In the previous Queensland election, One Nation got 11 representatives 
elected. On this occasion, it was just three. In Queensland the Green vote 
varied from 2.5 to over 10 percent. It was Green preferences that resulted 
in the near defeat of the National Party leader, Rob Borbidge, a result 
that forced him to resign immediately from politics. But, as in WA, so in 
Queensland, the Green vote is being ignored by the mass media.

While there is a clear voter backlash against the consequences of the 
economic rationalist policies of the major parties, the causes of the 
problems are not yet recognised by most. It is the oil companies as well as 
the Federal Government that are responsible for high petrol prices. It is 
the banks that charge high interest rates.

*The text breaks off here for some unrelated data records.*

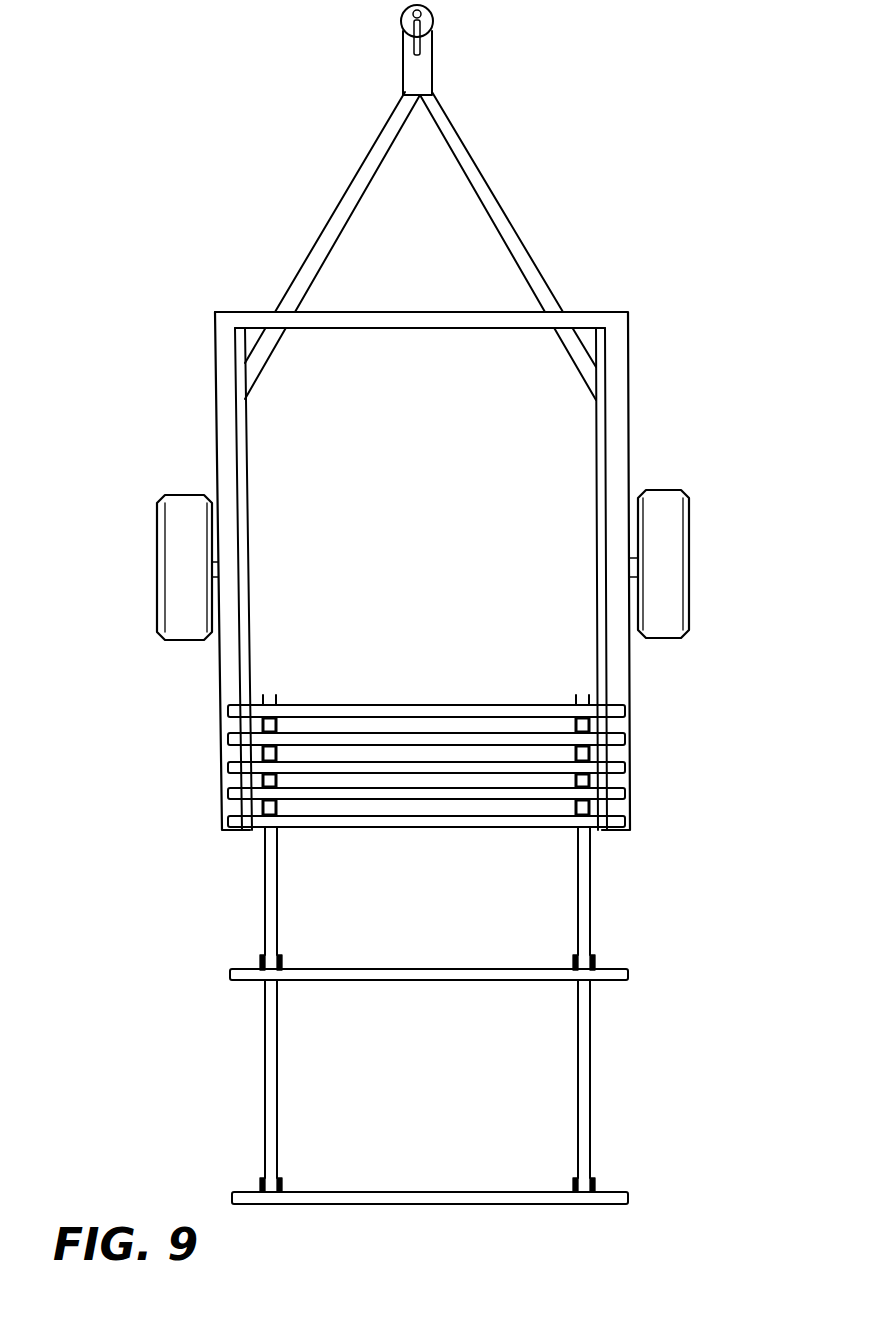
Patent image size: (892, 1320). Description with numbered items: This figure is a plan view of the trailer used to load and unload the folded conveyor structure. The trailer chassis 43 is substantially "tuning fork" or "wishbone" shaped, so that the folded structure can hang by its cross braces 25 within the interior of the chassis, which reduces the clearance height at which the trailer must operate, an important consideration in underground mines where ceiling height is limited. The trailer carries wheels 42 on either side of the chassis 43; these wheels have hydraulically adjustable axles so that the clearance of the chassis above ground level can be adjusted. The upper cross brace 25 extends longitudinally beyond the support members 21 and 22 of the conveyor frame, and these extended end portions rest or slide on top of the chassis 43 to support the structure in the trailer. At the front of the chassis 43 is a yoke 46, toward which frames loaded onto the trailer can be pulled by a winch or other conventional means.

The yoke 46 is at (442, 88).
The trailer chassis 43 is at (617, 375).
The wheels 42 is at (178, 528).
The upper cross brace 25 is at (622, 822).
The support member 21 is at (583, 900).
The support member 22 is at (583, 1078).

It is the processors that demanded and got governments to agree to the 
deregulation of a number of key agricultural industries, and it is the 
economic system of capitalism that is responsible for the widespread damage 
to the environment.

In this respect the policies of the Federal Labor Party will not overcome 
these problems either. Federal Labor intends to keep the GST, and although 
at present Labor is criticising the policies of the Howard Government that 
have resulted in high petrol prices, the ALP has no intention of limiting 
the power of the oil companies.

Neither will a Labor Government reverse the present privatisation program. 
The Labor Party is wedded to the present corporate structure and does not 
accept that this is the real reason for the difficulties facing the working 
people of town and country.

The unfolding situation provides an excellent opportunity for the trade 
unions and the progressive-minded community activists and organisations to 
strengthen their support for country people by making contact with their 
organisations, discussing their common problems and attempting to work out 
policies to deal with them.

The state election results can be seen as the beginning of a great 
awakening to the real causes of the present problems facing millions of 
people in Australia, and in many other countries around the world. The 
problems are the same and the causes are the same and they demand similar 
policy answers.

Unless, and until, the power of the big corporations is shackled and 
replaced by the power of the people, no real solution will be found. The 
unemployment, destitution and collapse of businesses which have existed for 
generations, the neglect of services ... all have a common cause. While 
these problems mount ever higher and more pressing the corporations make 
vast profits on an unprecedented scale.

That is the challenge which has been brought into the open by the massive 
protest vote registered in WA and Queensland. There are now large numbers 
of people who are lashing out at the policies of the economic rationalists.

When brought together into a left and progressive alternative political 
force it will change the present unacceptable direction of the political 
parties that have brought the present situation about.